JUDGEMENT
S.K. Chander, Accountant Member -
(1.) THESE cross-appeals by the revenue and the assessee are directed against the order of the Commissioner (Appeals)-XI, New Delhi dated 15-11-1985 relating to the assessment year 1981-82.
(2.) We have heard the parties and we proceed to determine the grounds taken up in appeal by the respective parties as under. The solitary ground in the appeal of the revenue relates to the deletion of the addition of Rs. 20,771 made under the first proviso to Section 36(1)(ii) of the Income-tax Act, 1961 ('the Act') on account of production incentive paid to employees. On 17-7-1978, the assessee formulated, what has been christened as 'Production Incentive Scheme'. The assessee's previous year is the financial year and the books of account are maintained on mercantile system of accounting. The assessee-company under this scheme paid Rs. 20,771 to the factory workers on the basis of the production targets achieved by them. During the assessment proceedings, the IAC (Assessment) took it to be production incentive bonus and finding that it was in excess of the limit of 20 per cent which according to him was the ceiling laid down in the first proviso to Section 36(1)(ii) disallowed the same. When the matter came up in appeal before the learned Commissioner (Appeals), he gave a finding on fact that production incentives were not in the nature of bonus payable under the provisions of the Payment of Bonus Act, 1965. He held it to be an allowable item and following the judgment of the Tribunal in the case of Kelvinator of India Ltd. [IT Appeal No. 3988 of 1981, dated 30-12-1982], held that the amount was deductible while computing the total income of the assessee. The learned Commissioner (Appeals) reiterated that production incentive is not bonus under the Payment of Bonus Act, and that it satisfies the conditions of the second proviso to Section 36(1)(w). This is objected to by the revenue.
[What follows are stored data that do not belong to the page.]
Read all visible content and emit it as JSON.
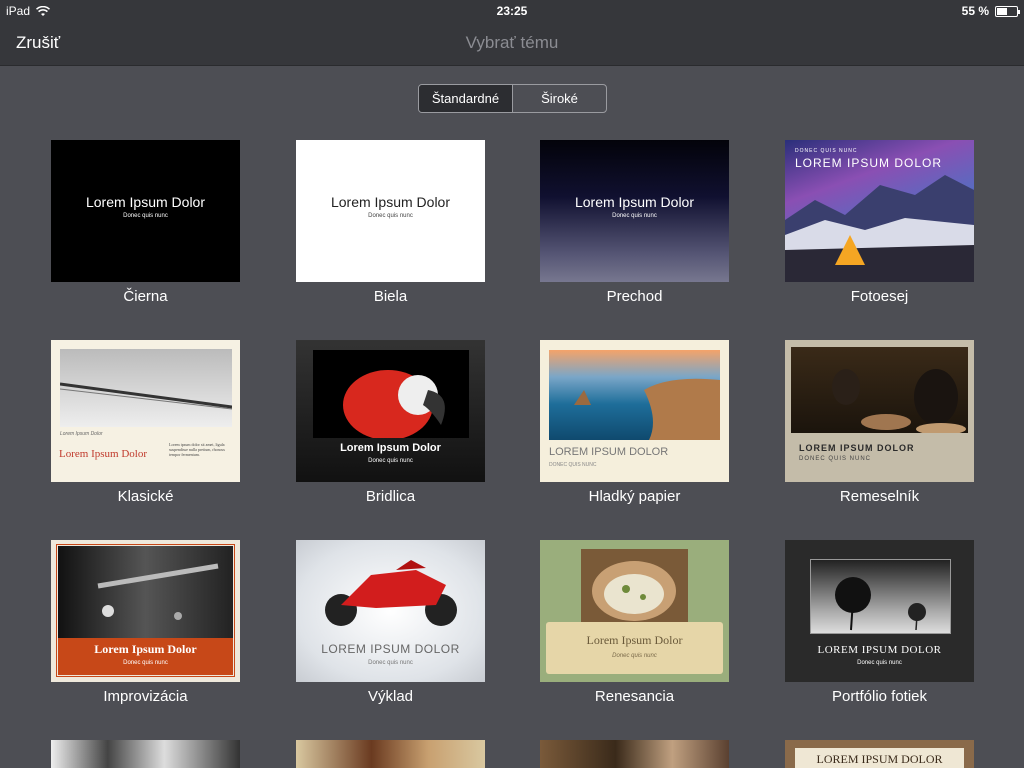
{
  "status": {
    "device": "iPad",
    "time": "23:25",
    "battery": "55 %",
    "battery_level": 0.55
  },
  "nav": {
    "cancel_label": "Zrušiť",
    "title": "Vybrať tému"
  },
  "segmented": {
    "options": [
      "Štandardné",
      "Široké"
    ],
    "selected": "Štandardné"
  },
  "placeholders": {
    "title": "Lorem Ipsum Dolor",
    "title_caps": "LOREM IPSUM DOLOR",
    "subtitle": "Donec quis nunc",
    "subtitle_caps": "DONEC QUIS NUNC",
    "body": "Lorem ipsum dolor sit amet, ligula suspendisse nulla pretium, rhoncus tempor fermentum."
  },
  "themes": [
    {
      "name": "Čierna"
    },
    {
      "name": "Biela"
    },
    {
      "name": "Prechod"
    },
    {
      "name": "Fotoesej"
    },
    {
      "name": "Klasické"
    },
    {
      "name": "Bridlica"
    },
    {
      "name": "Hladký papier"
    },
    {
      "name": "Remeselník"
    },
    {
      "name": "Improvizácia"
    },
    {
      "name": "Výklad"
    },
    {
      "name": "Renesancia"
    },
    {
      "name": "Portfólio fotiek"
    }
  ]
}
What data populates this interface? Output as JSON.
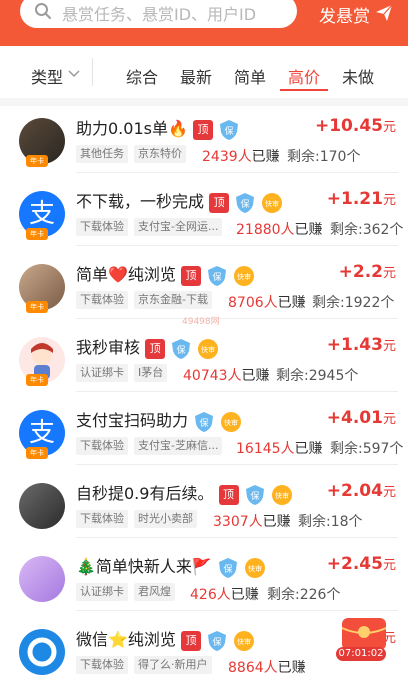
{
  "search": {
    "placeholder": "悬赏任务、悬赏ID、用户ID"
  },
  "post_label": "发悬赏",
  "filter": {
    "type_label": "类型",
    "tabs": [
      "综合",
      "最新",
      "简单",
      "高价",
      "未做"
    ],
    "active_tab": "高价"
  },
  "accent": "#f35936",
  "watermark": "49498网",
  "tasks": [
    {
      "title": "助力0.01s单🔥",
      "ding": "顶",
      "tags": [
        "其他任务",
        "京东特价"
      ],
      "earned_count": "2439人",
      "earned_suffix": "已赚",
      "remain": "剩余:170个",
      "price": "+10.45",
      "unit": "元"
    },
    {
      "title": "不下载，一秒完成",
      "ding": "顶",
      "tags": [
        "下载体验",
        "支付宝-全网运..."
      ],
      "earned_count": "21880人",
      "earned_suffix": "已赚",
      "remain": "剩余:362个",
      "price": "+1.21",
      "unit": "元"
    },
    {
      "title": "简单❤️纯浏览",
      "ding": "顶",
      "tags": [
        "下载体验",
        "京东金融-下载"
      ],
      "earned_count": "8706人",
      "earned_suffix": "已赚",
      "remain": "剩余:1922个",
      "price": "+2.2",
      "unit": "元"
    },
    {
      "title": "我秒审核",
      "ding": "顶",
      "tags": [
        "认证绑卡",
        "I茅台"
      ],
      "earned_count": "40743人",
      "earned_suffix": "已赚",
      "remain": "剩余:2945个",
      "price": "+1.43",
      "unit": "元"
    },
    {
      "title": "支付宝扫码助力",
      "ding": "",
      "tags": [
        "下载体验",
        "支付宝-芝麻信..."
      ],
      "earned_count": "16145人",
      "earned_suffix": "已赚",
      "remain": "剩余:597个",
      "price": "+4.01",
      "unit": "元"
    },
    {
      "title": "自秒提0.9有后续。",
      "ding": "顶",
      "tags": [
        "下载体验",
        "时光小卖部"
      ],
      "earned_count": "3307人",
      "earned_suffix": "已赚",
      "remain": "剩余:18个",
      "price": "+2.04",
      "unit": "元"
    },
    {
      "title": "🎄简单快新人来🚩",
      "ding": "",
      "tags": [
        "认证绑卡",
        "君风煌"
      ],
      "earned_count": "426人",
      "earned_suffix": "已赚",
      "remain": "剩余:226个",
      "price": "+2.45",
      "unit": "元"
    },
    {
      "title": "微信⭐纯浏览",
      "ding": "顶",
      "tags": [
        "下载体验",
        "得了么·新用户"
      ],
      "earned_count": "8864人",
      "earned_suffix": "已赚",
      "remain": "",
      "price": "",
      "unit": "元"
    }
  ],
  "avatar_badge": "年卡",
  "quick_label": "快审",
  "shield_label": "保",
  "timer": "07:01:02"
}
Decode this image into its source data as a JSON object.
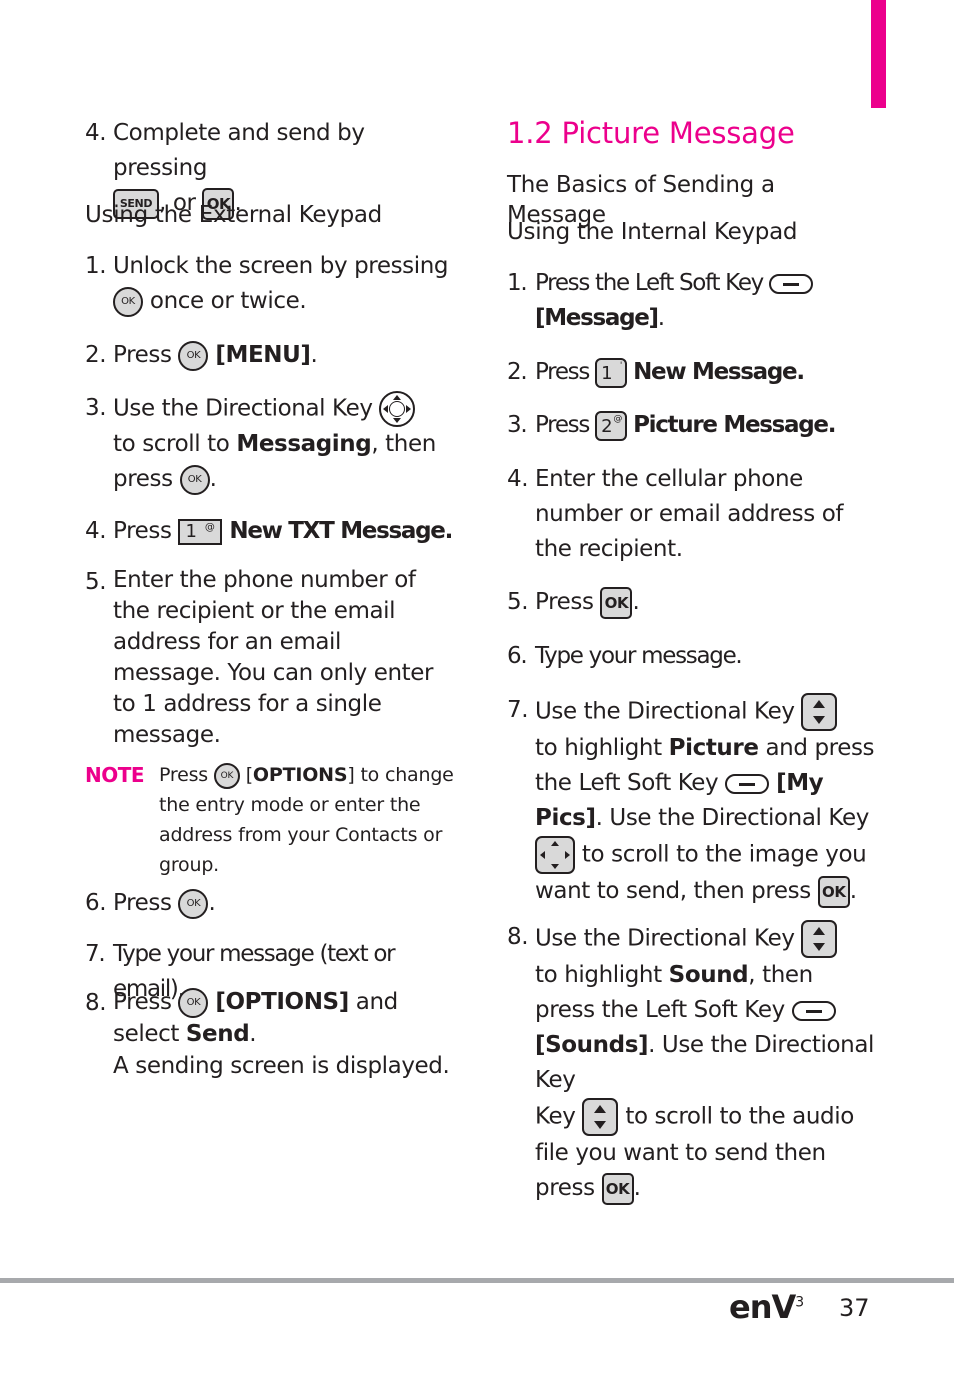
{
  "colors": {
    "accent": "#ec008c",
    "text": "#231f20",
    "rule": "#a7a9ac"
  },
  "left": {
    "step4_top": {
      "num": "4.",
      "text_a": "Complete and send by pressing",
      "key1": "SEND",
      "text_b": ", or",
      "key2": "OK",
      "text_c": "."
    },
    "heading_external": "Using the External Keypad",
    "steps": [
      {
        "num": "1.",
        "text_a": "Unlock the screen by pressing",
        "text_b": "once or twice."
      },
      {
        "num": "2.",
        "text_a": "Press",
        "bold": "[MENU]",
        "text_b": "."
      },
      {
        "num": "3.",
        "text_a": "Use the Directional Key",
        "text_b": "to scroll to",
        "bold": "Messaging",
        "text_c": ", then press",
        "text_d": "."
      },
      {
        "num": "4.",
        "text_a": "Press",
        "key": "1",
        "bold": "New TXT Message."
      },
      {
        "num": "5.",
        "text_a": "Enter the phone number of the recipient or the email address for an email message. You can only enter to 1 address for a single message."
      },
      {
        "num": "6.",
        "text_a": "Press",
        "text_b": "."
      },
      {
        "num": "7.",
        "text_a": "Type your message (text or email)."
      },
      {
        "num": "8.",
        "text_a": "Press",
        "bold": "[OPTIONS]",
        "text_b": "and select",
        "bold2": "Send",
        "text_c": ".",
        "text_d": "A sending screen is displayed."
      }
    ],
    "note": {
      "label": "NOTE",
      "text_a": "Press",
      "bold": "OPTIONS",
      "text_b": "to change the entry mode or enter the address from your Contacts or group."
    }
  },
  "right": {
    "section_title": "1.2 Picture Message",
    "heading_basics": "The Basics of Sending a Message",
    "heading_internal": "Using the Internal Keypad",
    "steps": [
      {
        "num": "1.",
        "text_a": "Press the Left Soft Key",
        "bold": "[Message]",
        "text_b": "."
      },
      {
        "num": "2.",
        "text_a": "Press",
        "key": "1",
        "key_sup": "'",
        "bold": "New Message."
      },
      {
        "num": "3.",
        "text_a": "Press",
        "key": "2",
        "key_sup": "@",
        "bold": "Picture Message."
      },
      {
        "num": "4.",
        "text_a": "Enter the cellular phone number or email address of the recipient."
      },
      {
        "num": "5.",
        "text_a": "Press",
        "key": "OK",
        "text_b": "."
      },
      {
        "num": "6.",
        "text_a": "Type your message."
      },
      {
        "num": "7.",
        "text_a": "Use the Directional Key",
        "text_b": "to highlight",
        "bold": "Picture",
        "text_c": "and press the Left Soft Key",
        "bold2": "[My Pics]",
        "text_d": ". Use the Directional Key",
        "text_e": "to scroll to the image you want to send, then press",
        "key": "OK",
        "text_f": "."
      },
      {
        "num": "8.",
        "text_a": "Use the Directional Key",
        "text_b": "to highlight",
        "bold": "Sound",
        "text_c": ", then press the Left Soft Key",
        "bold2": "[Sounds]",
        "text_d": ". Use the Directional Key",
        "text_e": "to scroll to the audio file you want to send then press",
        "key": "OK",
        "text_f": "."
      }
    ]
  },
  "footer": {
    "brand": "enV",
    "brand_sup": "3",
    "page_number": "37"
  }
}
The revenue relied. upon the judgment of the Tribunal, Calcutta Bench 'D' relating to the assessment year 1979-80 in the case of Orient Movietone Corpn. Ltd. [IT Appeal No. 976 (Cal.) of 1983, dated 16-7-1984] to contend that the order of the Commissioner (Appeals) was erroneous and it may be reversed. On the other hand, the learned counsel for the assessee submitted that the amount in dispute was production incentive and not bonus. It coxild, therefore, be considered more as a part of additional wages than bonus as it was paid under the Production Incentive Scheme appearing at pages 4 to 5 of the paper book laying down the conditions linking the payment to production of the items which are manufactured by the assessee. The assessee-company is manufacturer of picture tubes. It was contended that the factum of payment is not in dispute, the purpose of payment for the business is not doubted and the disallowance is merely because it has been alleged that production incentive is bonus, which is incorrect. Therefore, there is no case for an interference in the order of the learned Commissioner (Appeals). He relied upon the judgment of the Supreme Court in the case of Titaghur Paper Mills Co. Ltd. v. Their Workmen [1959] Suppl. 2 SCR 1012 particularly p. 1019.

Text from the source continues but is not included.